When looking at demographics, 72% of reported ED visits for falls are made by patients younger than 65. Conversely, about 71% of hospital stays resulting from falls occur among the senior population age 65 and older.

The most common type of injury due to falls varies, depending on the age of the inpatient. For example, the most common injuries for children age 0 to 17 are fractures of the shoulder, upper arm and forearm, and head injuries. Those age 18 to 64 are most likely to be hospitalized with a lower leg or ankle fracture, while seniors age 65 and older are most likely to be hospitalized for a hip fracture.

Beyond falls

There are many causes of injuries that result in an ED visit or a hospital stay.
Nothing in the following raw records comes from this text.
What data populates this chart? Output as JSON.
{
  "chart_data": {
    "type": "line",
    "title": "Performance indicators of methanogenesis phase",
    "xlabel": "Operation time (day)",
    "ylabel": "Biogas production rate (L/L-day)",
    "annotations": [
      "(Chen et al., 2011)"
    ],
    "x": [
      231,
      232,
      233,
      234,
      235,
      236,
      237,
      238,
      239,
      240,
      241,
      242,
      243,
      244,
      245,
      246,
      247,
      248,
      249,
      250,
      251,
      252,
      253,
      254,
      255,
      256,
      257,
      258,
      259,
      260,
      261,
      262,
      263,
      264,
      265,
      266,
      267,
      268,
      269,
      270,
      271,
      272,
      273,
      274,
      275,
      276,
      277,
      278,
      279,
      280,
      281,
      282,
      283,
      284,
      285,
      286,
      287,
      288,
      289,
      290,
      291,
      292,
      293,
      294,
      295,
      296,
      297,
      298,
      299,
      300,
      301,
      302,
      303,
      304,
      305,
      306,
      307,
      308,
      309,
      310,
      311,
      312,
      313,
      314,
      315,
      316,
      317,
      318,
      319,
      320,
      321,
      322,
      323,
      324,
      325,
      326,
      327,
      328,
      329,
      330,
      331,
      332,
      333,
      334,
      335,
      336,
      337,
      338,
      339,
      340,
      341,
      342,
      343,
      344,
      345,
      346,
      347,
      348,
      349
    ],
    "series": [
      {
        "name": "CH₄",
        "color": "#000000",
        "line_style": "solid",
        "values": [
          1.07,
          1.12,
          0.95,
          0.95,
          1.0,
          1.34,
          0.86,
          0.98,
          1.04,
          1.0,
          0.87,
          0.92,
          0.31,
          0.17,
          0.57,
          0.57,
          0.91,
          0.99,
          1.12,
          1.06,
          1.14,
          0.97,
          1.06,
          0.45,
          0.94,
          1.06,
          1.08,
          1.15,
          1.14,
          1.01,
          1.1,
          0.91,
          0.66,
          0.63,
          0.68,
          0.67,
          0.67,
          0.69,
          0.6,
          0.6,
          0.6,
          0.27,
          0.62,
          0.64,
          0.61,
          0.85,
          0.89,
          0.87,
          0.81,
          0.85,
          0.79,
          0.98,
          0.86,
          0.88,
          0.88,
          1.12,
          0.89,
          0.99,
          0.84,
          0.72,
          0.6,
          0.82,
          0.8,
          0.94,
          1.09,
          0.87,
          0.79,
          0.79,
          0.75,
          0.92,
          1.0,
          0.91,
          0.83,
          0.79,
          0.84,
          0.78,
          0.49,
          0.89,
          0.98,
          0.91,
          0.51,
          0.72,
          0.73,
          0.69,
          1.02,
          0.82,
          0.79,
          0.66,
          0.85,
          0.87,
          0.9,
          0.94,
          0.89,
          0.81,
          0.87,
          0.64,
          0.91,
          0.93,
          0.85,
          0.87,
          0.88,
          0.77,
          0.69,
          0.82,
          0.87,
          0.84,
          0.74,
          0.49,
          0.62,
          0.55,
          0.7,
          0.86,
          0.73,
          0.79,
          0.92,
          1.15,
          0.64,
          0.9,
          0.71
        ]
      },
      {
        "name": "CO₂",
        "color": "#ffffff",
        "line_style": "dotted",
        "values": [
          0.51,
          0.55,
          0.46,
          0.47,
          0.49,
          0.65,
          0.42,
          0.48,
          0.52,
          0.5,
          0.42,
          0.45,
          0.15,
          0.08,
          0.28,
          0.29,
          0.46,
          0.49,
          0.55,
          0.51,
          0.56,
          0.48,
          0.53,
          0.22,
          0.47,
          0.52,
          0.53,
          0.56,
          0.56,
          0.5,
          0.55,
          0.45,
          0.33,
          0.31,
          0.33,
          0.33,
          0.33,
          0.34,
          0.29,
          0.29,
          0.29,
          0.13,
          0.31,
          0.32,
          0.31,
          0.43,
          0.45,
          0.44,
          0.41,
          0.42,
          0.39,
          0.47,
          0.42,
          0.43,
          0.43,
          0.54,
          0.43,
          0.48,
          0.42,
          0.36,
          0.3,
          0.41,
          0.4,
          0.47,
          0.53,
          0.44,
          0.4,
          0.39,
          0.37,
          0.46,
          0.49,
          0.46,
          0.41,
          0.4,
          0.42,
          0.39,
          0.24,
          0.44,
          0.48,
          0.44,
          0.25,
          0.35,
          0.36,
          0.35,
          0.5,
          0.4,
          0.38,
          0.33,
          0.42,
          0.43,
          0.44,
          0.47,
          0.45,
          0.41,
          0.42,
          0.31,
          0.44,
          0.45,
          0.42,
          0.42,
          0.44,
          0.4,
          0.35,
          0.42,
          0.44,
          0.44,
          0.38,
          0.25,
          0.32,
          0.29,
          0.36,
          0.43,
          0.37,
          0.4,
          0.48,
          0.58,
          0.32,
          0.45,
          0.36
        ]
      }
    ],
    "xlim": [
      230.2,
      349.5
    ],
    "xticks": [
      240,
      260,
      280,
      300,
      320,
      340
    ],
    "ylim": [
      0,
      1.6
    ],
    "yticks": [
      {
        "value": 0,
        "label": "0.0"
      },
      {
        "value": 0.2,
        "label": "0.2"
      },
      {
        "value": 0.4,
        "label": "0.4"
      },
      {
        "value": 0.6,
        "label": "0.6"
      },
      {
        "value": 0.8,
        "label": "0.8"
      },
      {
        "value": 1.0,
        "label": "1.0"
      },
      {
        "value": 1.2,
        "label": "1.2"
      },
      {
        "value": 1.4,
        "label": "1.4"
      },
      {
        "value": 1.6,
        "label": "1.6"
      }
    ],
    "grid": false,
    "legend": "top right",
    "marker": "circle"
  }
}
The number of hospital stays in 2016–2017 for cycling injuries was 4,268. This number does not include emergency department visits.

Motor vehicle accidents continue to be responsible for a high number of injuries. In all, about 23,000 hospitalizations and 136,000 reported ED visits were related to motor vehicle accidents. More than 4,200 of those vehicle-related hospitalizations involved cyclists and more than 3,000 involved pedestrians.

Injuries due to attempted suicide and self-inflicted injury (including poisonings) resulted in more than 21,000 hospitalizations and 26,000 reported ED visits

Going forward

CIHI’s hope is that, through increased awareness, this updated information on injury hospitalizations and ED visits can be used to help reduce the number of unintentional falls and other causes of injury in Canada.

The DAD, HMDB and NACRS databases from which this annual update is drawn are rich sources of data. They can be easily accessed and used by researchers and health system decision-makers to compare their results with those of neighbouring jurisdictions, to identify improvement opportunities and to inform best practices.